The Name is Coli. Escherichia coli.

Fabian Ortega | March 14, 2012

Colored E. Coli grows on plates before being transferred to a membrane. Photo courtesy of Manuel Palacios.

We have witnessed the use of invisible ink in our favorite Mission: Impossible and James Bond films – now, scientists have discovered a cutting-edge method to encode secret messages with a simple yet brilliant molecular biology technique. Recently, scientists have been able encode messages in molecules, such as DNA and protein, and now, they have found a way to use bacteria. In June 2011, Manuel Palacios, a chemist working at Tufts University, published a study that explained Steganography by Printed Arrays of Microbes (SPAM), the novel technique that allows one to encode messages in the bacterium Escherichia coli.

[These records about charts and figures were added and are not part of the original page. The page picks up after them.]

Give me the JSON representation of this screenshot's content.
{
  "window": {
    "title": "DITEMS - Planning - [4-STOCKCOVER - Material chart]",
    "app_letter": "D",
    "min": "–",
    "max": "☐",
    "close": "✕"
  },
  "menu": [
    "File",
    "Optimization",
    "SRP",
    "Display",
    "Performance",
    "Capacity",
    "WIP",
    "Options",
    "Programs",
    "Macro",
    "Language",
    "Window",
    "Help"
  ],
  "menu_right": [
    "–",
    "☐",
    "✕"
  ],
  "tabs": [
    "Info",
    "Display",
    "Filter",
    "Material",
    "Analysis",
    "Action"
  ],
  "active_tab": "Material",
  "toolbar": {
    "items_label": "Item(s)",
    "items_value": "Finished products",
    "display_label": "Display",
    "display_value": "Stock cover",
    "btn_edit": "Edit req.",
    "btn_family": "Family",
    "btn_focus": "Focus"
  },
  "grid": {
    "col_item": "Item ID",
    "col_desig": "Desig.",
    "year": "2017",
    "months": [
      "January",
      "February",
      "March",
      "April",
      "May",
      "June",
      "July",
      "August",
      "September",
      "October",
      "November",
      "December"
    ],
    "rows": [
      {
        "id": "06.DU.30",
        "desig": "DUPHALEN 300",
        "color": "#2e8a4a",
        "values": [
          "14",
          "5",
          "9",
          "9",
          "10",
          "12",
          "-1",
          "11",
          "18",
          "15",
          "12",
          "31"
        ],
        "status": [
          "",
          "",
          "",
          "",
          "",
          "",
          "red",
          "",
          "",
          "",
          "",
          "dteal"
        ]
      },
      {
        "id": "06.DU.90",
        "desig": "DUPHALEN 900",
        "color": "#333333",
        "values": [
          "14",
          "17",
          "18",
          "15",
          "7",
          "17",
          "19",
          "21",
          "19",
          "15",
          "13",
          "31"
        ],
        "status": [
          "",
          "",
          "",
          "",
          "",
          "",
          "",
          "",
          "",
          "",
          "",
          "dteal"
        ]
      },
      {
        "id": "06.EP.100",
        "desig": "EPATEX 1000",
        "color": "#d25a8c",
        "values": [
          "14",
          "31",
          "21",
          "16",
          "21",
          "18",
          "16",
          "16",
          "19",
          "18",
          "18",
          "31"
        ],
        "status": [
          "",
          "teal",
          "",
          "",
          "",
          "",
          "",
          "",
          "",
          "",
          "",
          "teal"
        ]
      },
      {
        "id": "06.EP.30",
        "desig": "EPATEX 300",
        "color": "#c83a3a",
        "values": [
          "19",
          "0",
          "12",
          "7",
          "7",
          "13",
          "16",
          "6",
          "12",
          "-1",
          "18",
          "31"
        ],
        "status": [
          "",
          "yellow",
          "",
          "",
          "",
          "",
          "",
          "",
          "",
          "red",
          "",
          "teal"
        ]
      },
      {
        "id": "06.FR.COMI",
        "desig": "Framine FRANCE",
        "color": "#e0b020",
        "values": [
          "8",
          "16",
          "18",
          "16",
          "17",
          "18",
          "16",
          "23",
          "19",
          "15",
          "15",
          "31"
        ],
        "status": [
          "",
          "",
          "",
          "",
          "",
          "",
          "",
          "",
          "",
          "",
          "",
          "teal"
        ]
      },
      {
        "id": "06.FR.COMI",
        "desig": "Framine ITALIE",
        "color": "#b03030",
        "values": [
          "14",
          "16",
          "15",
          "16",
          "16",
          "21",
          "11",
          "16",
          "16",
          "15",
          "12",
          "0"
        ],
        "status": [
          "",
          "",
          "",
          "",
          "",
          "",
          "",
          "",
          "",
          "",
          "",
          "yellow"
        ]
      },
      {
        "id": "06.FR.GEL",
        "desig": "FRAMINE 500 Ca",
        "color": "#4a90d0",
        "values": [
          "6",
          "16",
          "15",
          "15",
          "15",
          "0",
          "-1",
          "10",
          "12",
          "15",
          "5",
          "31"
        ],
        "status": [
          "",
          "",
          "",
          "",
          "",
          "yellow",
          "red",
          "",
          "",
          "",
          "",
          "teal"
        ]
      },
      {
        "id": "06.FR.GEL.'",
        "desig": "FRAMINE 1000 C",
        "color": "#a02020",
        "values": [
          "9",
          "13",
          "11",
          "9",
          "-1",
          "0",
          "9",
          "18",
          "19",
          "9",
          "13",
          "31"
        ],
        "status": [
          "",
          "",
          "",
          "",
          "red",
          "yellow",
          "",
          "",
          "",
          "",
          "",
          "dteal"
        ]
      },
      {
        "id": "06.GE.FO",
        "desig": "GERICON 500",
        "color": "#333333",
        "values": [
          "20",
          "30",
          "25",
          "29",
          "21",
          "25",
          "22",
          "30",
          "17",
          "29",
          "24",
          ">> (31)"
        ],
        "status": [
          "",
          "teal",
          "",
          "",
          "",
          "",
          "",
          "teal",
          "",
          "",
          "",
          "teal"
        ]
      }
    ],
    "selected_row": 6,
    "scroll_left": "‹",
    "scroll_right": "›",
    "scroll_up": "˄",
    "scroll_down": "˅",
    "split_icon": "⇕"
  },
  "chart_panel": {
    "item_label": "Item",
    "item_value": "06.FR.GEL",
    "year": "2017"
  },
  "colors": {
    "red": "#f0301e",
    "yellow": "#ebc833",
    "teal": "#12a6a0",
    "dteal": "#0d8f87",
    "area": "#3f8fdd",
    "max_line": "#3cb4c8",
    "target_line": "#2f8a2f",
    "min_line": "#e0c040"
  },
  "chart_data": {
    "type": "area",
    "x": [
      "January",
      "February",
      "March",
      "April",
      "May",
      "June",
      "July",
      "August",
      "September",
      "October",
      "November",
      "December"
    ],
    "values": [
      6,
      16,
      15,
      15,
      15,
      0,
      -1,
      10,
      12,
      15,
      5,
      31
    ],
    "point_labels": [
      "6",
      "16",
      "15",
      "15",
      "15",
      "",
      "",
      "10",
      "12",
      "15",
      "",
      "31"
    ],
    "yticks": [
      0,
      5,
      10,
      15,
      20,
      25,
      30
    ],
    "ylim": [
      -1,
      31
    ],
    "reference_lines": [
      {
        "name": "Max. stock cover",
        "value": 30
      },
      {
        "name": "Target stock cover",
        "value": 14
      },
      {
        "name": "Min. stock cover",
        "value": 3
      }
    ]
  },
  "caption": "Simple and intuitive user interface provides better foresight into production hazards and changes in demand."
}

Escherichia coli (E. coli) is a Gram-negative bacterium particularly useful in molecular biology. In a technique known as transformation, a scientist can introduce foreign DNA into E. coli cells. This DNA molecule allows the bacterium to synthesize specific proteins. E. coli’s potent genetic machinery has been exploited by industrial microbiology to mass-produce useful peptides such as insulin, human growth hormone, and blood clotting factors, among many others.

With this ideal model organism, Palacios began his experiment by transforming E. coli with DNA that codes for fluorescent proteins. This means that after the E. coli take up the foreign DNA, they begin synthesizing the appropriate proteins. Now to visualize these proteins, one only needs to shine the E. coli cells with a light-emitting diode, which would cause these bacteria to glow. Such diodes are actually readily accessible and available in everyday items, such as in a simple iPhone app. In his experiment, Palacios used many colors, amongst them cyan, green, yellow, orange, tomato, and cherry. After transforming the bacteria, he transferred them to a membrane, which can then be mailed.

However, how does one read the message? The array of colorful dots is based on a dot-only binary Morse code, in which two dots represent an alphanumeric symbol: A-Z and 0-9. For example, an orange dot followed by a cyan dot represent the letter a, and so on, creating a system that resembles a decoder ring. Even though the process of creating and reading the message may seem straightforward, Palacios designed a system with several layers of defense: the message needs to be “developed” under specific conditions. To this end, E. coli cells are especially useful communication tools because they create messages that are both time-sensitive and environment-sensitive.

When the E. coli are mailed, it takes about 24 hours for them to be able to glow, which is the time it takes for the bacteria to synthesize the fluorescent proteins. Thus, the real message may only appear after a period of 24 hours. After this time period, the message will be incomprehensible because the colonies have started to die from the lack of nutrients. Like any living organism, E. coli requires a food source to produce energy for survival. In other words, this is a self-destructing message, very à la 007.

When an E. coli message is illuminated by a diode, the various strains of bacteria glow in a pattern that can encode information. Photo courtesy of Manuel Palacios.

Finally, a person may only be able to read the message if the bacteria are exposed to a specific antibiotic medium, such as ampicillin. Similar to the time-sensitive limitations, if the message were read in the absence of antibiotics, then it would be undecipherable. However, in the presence of a certain antibiotic, one specific colored-colony (or multiple ones) would die, thus clearing up the hidden message.

Even though this newly developed system seems practical, it is still in its infancy. For now, any cryptographer would be able to crack these E. coli-encoded messages. For example, the specialist could grow several batches of the message and apply different antibiotics at different time points. This becomes a manageable task because there are a limited number of antibiotics and all E. coli are likely to die within 48 hours. Yet, Palacios remains unsatisfied. He wants to expand his idea of watermarking E. coli to more complex organisms, such as yeast. And with more complex model organisms, more sophisticated messages can be encoded and more useful applications can be derived from this method. Ultimately, the ways that this communication system can be improved are as limitless as molecular biology itself.